La question, sans cesse reprise par les “autochtones” indépendantistes, est de revenir à soi, à une origine plus ancienne, toujours plus ancienne… Il s’agit de se défaire de tout ce qui n’est pas soi, d’être seulement soi, de s’éloigner d’une vie asservie à Léviathan. Naissance à soi qui n’est pas une promesse d’avenir, mais le fruit d’un tourment mystérieux et insondable, d’un “retour en arrière” vers on ne sait quoi de vide et d’inquiétant… Or il n’y pas de futur vivant avec un passé mort. Un peu partout à Cagliari on trouve des seringues gorgées de sang. Le rêve d’une alliance qui unifierait ce qui fut partagé et réaliserait ainsi une véritable consanguinité, une fraternité retrouvée, n’est pas le moindre des attraits que l’héroïne offre à une jeunesse coupée de ses racines. C’est, somme toute, un retour au royaume le plus intérieur par le biais du buco, par l’épreuve du trou, froid, béant et noir de Trophonius.
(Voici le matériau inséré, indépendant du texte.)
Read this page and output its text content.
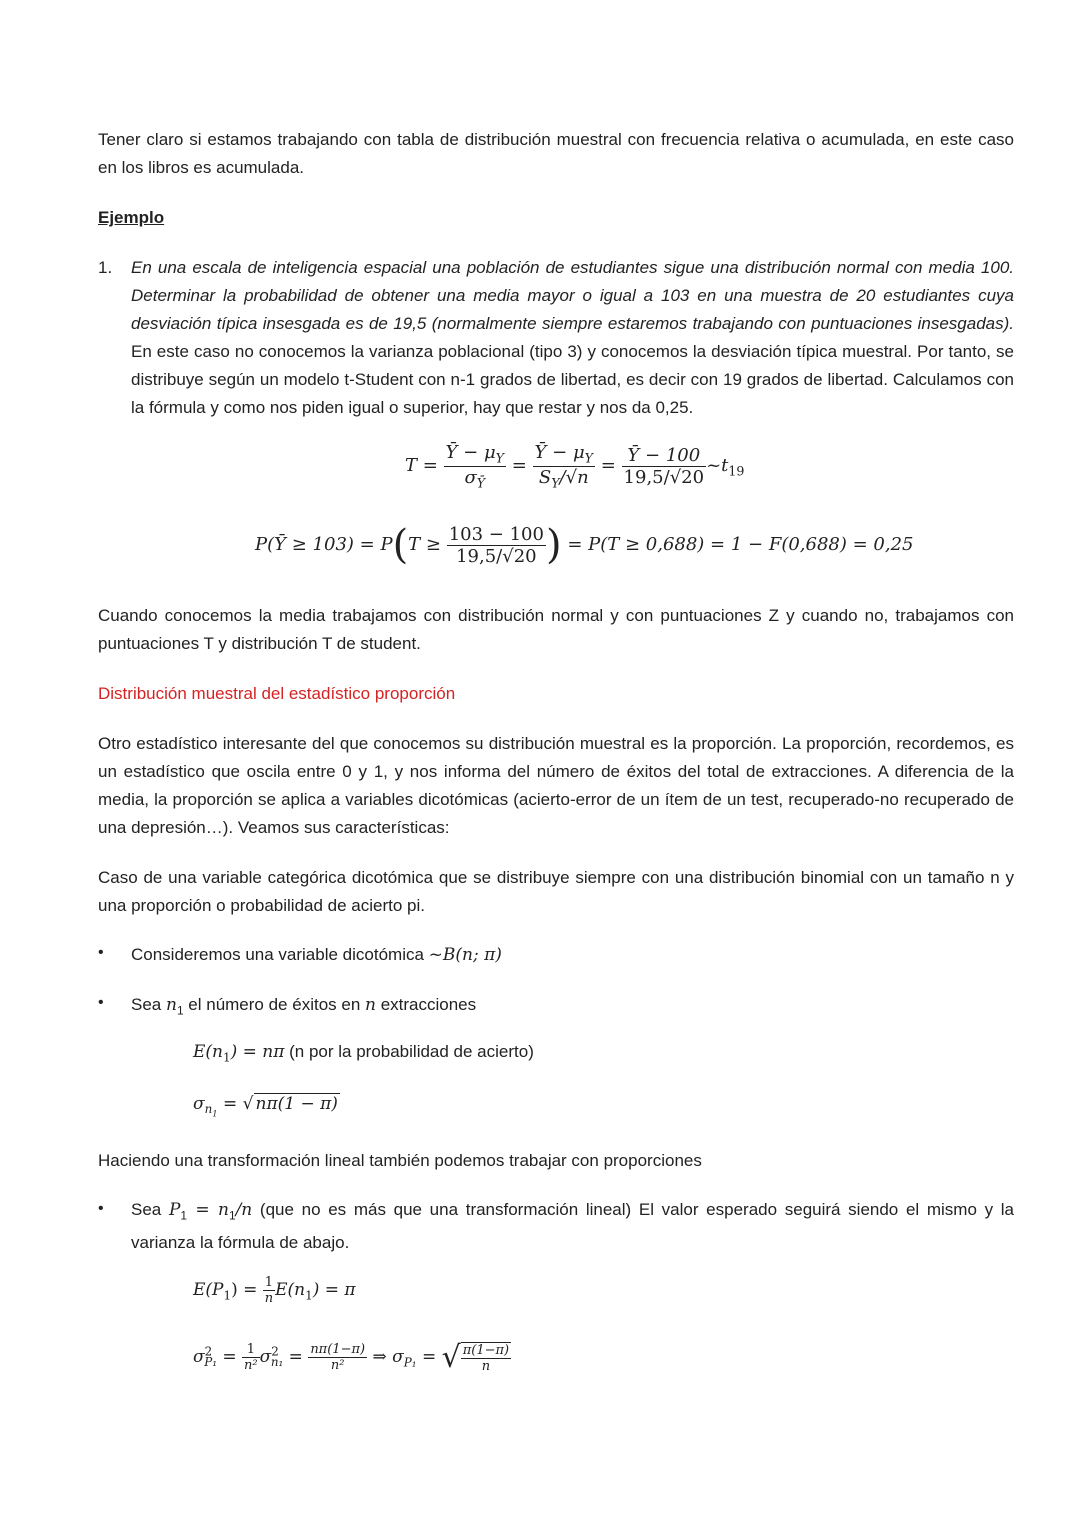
Tener claro si estamos trabajando con tabla de distribución muestral con frecuencia relativa o acumulada, en este caso en los libros es acumulada.

Ejemplo

1. En una escala de inteligencia espacial una población de estudiantes sigue una distribución normal con media 100. Determinar la probabilidad de obtener una media mayor o igual a 103 en una muestra de 20 estudiantes cuya desviación típica insesgada es de 19,5 (normalmente siempre estaremos trabajando con puntuaciones insesgadas). En este caso no conocemos la varianza poblacional (tipo 3) y conocemos la desviación típica muestral. Por tanto, se distribuye según un modelo t-Student con n-1 grados de libertad, es decir con 19 grados de libertad. Calculamos con la fórmula y como nos piden igual o superior, hay que restar y nos da 0,25.

$T = \frac{Ȳ - \mu_Y}{\sigma_Ȳ} = \frac{Ȳ - \mu_Y}{S_Y/√n} = \frac{Ȳ - 100}{19,5/√20}$ $\sim t_{19}$
P(Ȳ ≥ $103) = P(T \ge \frac{103 - 100}{19,5/√20}$ ) = P(T ≥ 0,688) = 1 − F(0,688) = 0,25

Cuando conocemos la media trabajamos con distribución normal y con puntuaciones Z y cuando no, trabajamos con puntuaciones T y distribución T de student.

Distribución muestral del estadístico proporción

Otro estadístico interesante del que conocemos su distribución muestral es la proporción. La proporción, recordemos, es un estadístico que oscila entre 0 y 1, y nos informa del número de éxitos del total de extracciones. A diferencia de la media, la proporción se aplica a variables dicotómicas (acierto-error de un ítem de un test, recuperado-no recuperado de una depresión…). Veamos sus características:

Caso de una variable categórica dicotómica que se distribuye siempre con una distribución binomial con un tamaño n y una proporción o probabilidad de acierto pi.

• Consideremos una variable dicotómica ~B(n; π)
• Sea $n_1$ el número de éxitos en n extracciones
$E(n_1) = n\pi$ (n por la probabilidad de acierto)
$\sigma_{n_1}$ = √ nπ(1 − π)

Haciendo una transformación lineal también podemos trabajar con proporciones

• Sea $P_1 = n_1/n$ (que no es más que una transformación lineal) El valor esperado seguirá siendo el mismo y la varianza la fórmula de abajo.

$E(P_1) = \frac{1}{n} E(n_1) = \pi$
$\sigma^2_{P_1} = \frac{1}{\text{n²}} \sigma^2_{n_1} = \frac{n\pi(1-\pi)}{\text{n²}}$ ⇒ $\sigma_{P_1}$ = √ $\frac{\pi(1-\pi)}{n}$
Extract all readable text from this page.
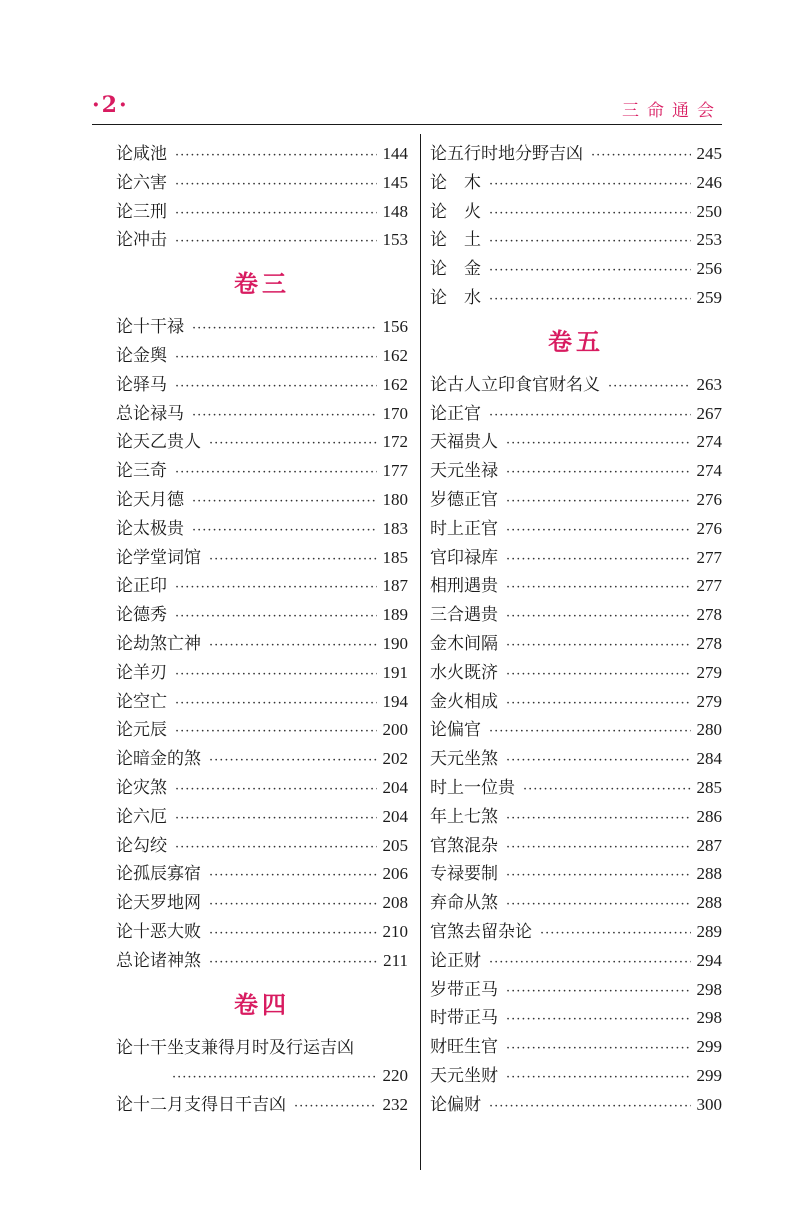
·2·	三命通会
论咸池 ·····	144
论六害 ·····	145
论三刑 ·····	148
论冲击 ·····	153
卷三
论十干禄 ·····	156
论金舆 ·····	162
论驿马 ·····	162
总论禄马 ·····	170
论天乙贵人 ·····	172
论三奇 ·····	177
论天月德 ·····	180
论太极贵 ·····	183
论学堂词馆 ·····	185
论正印 ·····	187
论德秀 ·····	189
论劫煞亡神 ·····	190
论羊刃 ·····	191
论空亡 ·····	194
论元辰 ·····	200
论暗金的煞 ·····	202
论灾煞 ·····	204
论六厄 ·····	204
论勾绞 ·····	205
论孤辰寡宿 ·····	206
论天罗地网 ·····	208
论十恶大败 ·····	210
总论诸神煞 ·····	211
卷四
论十干坐支兼得月时及行运吉凶
·····
220
论十二月支得日干吉凶 ·····	232
论五行时地分野吉凶 ·····	245
论　木 ·····	246
论　火 ·····	250
论　土 ·····	253
论　金 ·····	256
论　水 ·····	259
卷五
论古人立印食官财名义 ·····	263
论正官 ·····	267
天福贵人 ·····	274
天元坐禄 ·····	274
岁德正官 ·····	276
时上正官 ·····	276
官印禄库 ·····	277
相刑遇贵 ·····	277
三合遇贵 ·····	278
金木间隔 ·····	278
水火既济 ·····	279
金火相成 ·····	279
论偏官 ·····	280
天元坐煞 ·····	284
时上一位贵 ·····	285
年上七煞 ·····	286
官煞混杂 ·····	287
专禄要制 ·····	288
弃命从煞 ·····	288
官煞去留杂论 ·····	289
论正财 ·····	294
岁带正马 ·····	298
时带正马 ·····	298
财旺生官 ·····	299
天元坐财 ·····	299
论偏财 ·····	300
Tout en Sardaigne semble profondément enfoui, obscur, porté par la religion catholique, la famille, un discours collectif. L’émergence de l’individu est lente et difficile. Toute revendication subjective est perçue comme une tendance au protagonismo, à une volonté de se démarquer, de faire scission, comme une altération de cet ensemble parfait. Je dirais même que la caractéristique des jeunes Cagliaritains est le manque d’individualité. Ils ont tendance à se grouper, au gré des situations et des profits mutuels. Ainsi, au moment même où on croit qu’ils excellent dans l’amitié, on demeure tout pantois. Jeté au rebut. Or l’amitié a besoin de sa distinction; et ici il y a très peu de gens propres à pareil sentiment. Ils ont trop de compagnons pour avoir besoin d’amis. La solitude n’est pas ce qui les tourmente, la solitude qui sépare, celle qui permet de se voir tel que l’on n’est pas tout à fait, de sortir de soi pour connaître les diversités prodigieuses qu’il y a entre les natures humaines.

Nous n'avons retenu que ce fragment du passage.